Pero Haber también sería conocido por otra innovación: las matanzas masivas. Durante la Primera Guerra Mundial, inició un programa para desarrollar y militarizar el cloro para su uso en el campo de batalla. El 22 de abril de 1915, Haber supervisó personalmente el despliegue de 6.000 cilindros de gas en Ypres, Bélgica, que mataron a 1.000 soldados franceses y argelinos en menos de diez minutos.

El ganador menos cualificado
Nils Gustaf Dalén ganó el Premio Nobel de Física de 1912 en conmemoración a su innovadora investigación sobre... faros.

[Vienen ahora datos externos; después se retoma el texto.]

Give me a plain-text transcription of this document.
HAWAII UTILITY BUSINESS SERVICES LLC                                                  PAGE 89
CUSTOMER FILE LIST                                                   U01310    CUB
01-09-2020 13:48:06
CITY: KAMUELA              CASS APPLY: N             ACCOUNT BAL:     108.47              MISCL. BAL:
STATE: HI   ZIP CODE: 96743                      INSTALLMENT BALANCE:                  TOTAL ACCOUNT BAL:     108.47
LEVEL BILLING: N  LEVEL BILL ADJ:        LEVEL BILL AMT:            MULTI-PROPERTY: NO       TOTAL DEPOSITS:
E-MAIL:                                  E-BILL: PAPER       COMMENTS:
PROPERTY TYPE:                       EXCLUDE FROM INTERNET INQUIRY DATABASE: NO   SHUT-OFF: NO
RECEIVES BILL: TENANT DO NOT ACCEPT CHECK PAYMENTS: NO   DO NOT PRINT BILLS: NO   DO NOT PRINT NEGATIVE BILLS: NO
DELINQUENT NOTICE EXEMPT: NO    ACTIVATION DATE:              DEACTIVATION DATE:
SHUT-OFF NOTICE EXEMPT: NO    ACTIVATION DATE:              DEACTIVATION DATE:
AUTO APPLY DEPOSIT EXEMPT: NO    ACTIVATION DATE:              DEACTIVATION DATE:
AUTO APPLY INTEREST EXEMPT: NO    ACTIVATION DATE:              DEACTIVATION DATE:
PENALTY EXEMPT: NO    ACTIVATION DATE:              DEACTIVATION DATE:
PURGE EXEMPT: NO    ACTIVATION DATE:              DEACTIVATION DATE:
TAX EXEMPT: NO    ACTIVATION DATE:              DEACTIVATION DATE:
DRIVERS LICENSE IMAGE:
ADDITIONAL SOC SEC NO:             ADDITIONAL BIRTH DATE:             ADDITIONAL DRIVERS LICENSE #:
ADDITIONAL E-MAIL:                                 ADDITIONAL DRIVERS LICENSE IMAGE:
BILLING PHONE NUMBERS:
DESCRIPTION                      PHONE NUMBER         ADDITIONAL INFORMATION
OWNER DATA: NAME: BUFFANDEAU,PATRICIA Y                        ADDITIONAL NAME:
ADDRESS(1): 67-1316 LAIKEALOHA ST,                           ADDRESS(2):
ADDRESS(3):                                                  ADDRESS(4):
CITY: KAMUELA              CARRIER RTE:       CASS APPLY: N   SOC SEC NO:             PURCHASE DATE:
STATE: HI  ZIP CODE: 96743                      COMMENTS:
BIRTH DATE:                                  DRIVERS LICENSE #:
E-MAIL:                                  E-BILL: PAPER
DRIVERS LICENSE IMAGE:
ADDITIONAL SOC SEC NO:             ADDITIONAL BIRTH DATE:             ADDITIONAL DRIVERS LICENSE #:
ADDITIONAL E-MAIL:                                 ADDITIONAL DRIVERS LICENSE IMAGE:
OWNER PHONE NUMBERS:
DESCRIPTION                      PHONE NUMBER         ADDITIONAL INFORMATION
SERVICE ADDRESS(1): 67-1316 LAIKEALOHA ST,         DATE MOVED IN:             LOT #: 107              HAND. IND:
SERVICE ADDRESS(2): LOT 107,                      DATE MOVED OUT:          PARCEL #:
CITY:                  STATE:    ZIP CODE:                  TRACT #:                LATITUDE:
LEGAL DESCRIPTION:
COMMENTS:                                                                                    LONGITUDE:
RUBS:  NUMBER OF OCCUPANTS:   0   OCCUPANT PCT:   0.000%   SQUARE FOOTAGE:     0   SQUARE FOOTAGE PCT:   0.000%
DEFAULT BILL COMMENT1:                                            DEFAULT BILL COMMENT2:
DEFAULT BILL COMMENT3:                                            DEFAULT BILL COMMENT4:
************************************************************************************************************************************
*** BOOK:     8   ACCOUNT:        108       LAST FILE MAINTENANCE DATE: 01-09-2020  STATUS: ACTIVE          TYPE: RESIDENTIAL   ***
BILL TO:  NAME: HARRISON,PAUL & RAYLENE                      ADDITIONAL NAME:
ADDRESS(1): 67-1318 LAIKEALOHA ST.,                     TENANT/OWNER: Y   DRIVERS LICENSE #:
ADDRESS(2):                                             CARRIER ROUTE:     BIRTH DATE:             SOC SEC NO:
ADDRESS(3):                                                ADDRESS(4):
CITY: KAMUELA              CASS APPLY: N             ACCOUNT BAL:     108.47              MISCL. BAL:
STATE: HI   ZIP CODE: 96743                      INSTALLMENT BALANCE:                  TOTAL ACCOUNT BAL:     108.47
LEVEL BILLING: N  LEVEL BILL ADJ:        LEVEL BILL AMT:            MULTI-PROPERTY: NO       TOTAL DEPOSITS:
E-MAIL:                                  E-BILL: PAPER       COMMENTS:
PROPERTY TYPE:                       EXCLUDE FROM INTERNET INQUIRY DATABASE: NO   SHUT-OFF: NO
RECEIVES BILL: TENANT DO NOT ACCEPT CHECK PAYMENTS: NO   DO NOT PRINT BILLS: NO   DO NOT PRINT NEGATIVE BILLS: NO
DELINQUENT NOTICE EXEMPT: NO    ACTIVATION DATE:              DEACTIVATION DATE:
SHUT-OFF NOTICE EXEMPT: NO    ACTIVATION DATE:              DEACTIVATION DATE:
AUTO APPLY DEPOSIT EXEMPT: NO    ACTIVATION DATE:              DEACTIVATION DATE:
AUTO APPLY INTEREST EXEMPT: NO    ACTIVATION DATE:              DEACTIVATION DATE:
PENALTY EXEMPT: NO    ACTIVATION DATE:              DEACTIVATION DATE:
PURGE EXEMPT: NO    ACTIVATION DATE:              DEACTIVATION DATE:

Su invención, la Solventil, era una válvula solar que regulaba el funcionamiento de las lámparas de gas. La válvula apagaba la baliza al amanecer y volvía a encenderla por la noche o durante el día, si las condiciones meteorológicas se volvían nubladas o neblinosas.

Una invención ingeniosa, sin duda, pero no fue exactamente una investigación revolucionaria, especialmente durante una época en que Max Planck y otros científicos estaban revolucionando nuestro conocimiento sobre la física.

«Este sigue siendo el galardón menos impresionante en cualquier categoría científica», escribió Burton Feldman en su libro The Nobel Prize: A History of Genius, Controversy, and Prestige. «Parece que ocurrió debido al bloqueo de la academia sobre candidatos más impresionantes, como Planck».

Más tarde salió a la luz que la academia originalmente tenía la intención de ofrecer un premio conjunto a Nikola Tesla y Thomas Edison por sus contribuciones al desarrollo de la electricidad. Sin embargo, Tesla rechazó compartir el premio con Edison. Algunos relatos históricos afirman que Tesla seguía resentido por una discrepancia financiera con Edison; otros dicen que Tesla consideró una afrenta compartir el premio con un mero inventor.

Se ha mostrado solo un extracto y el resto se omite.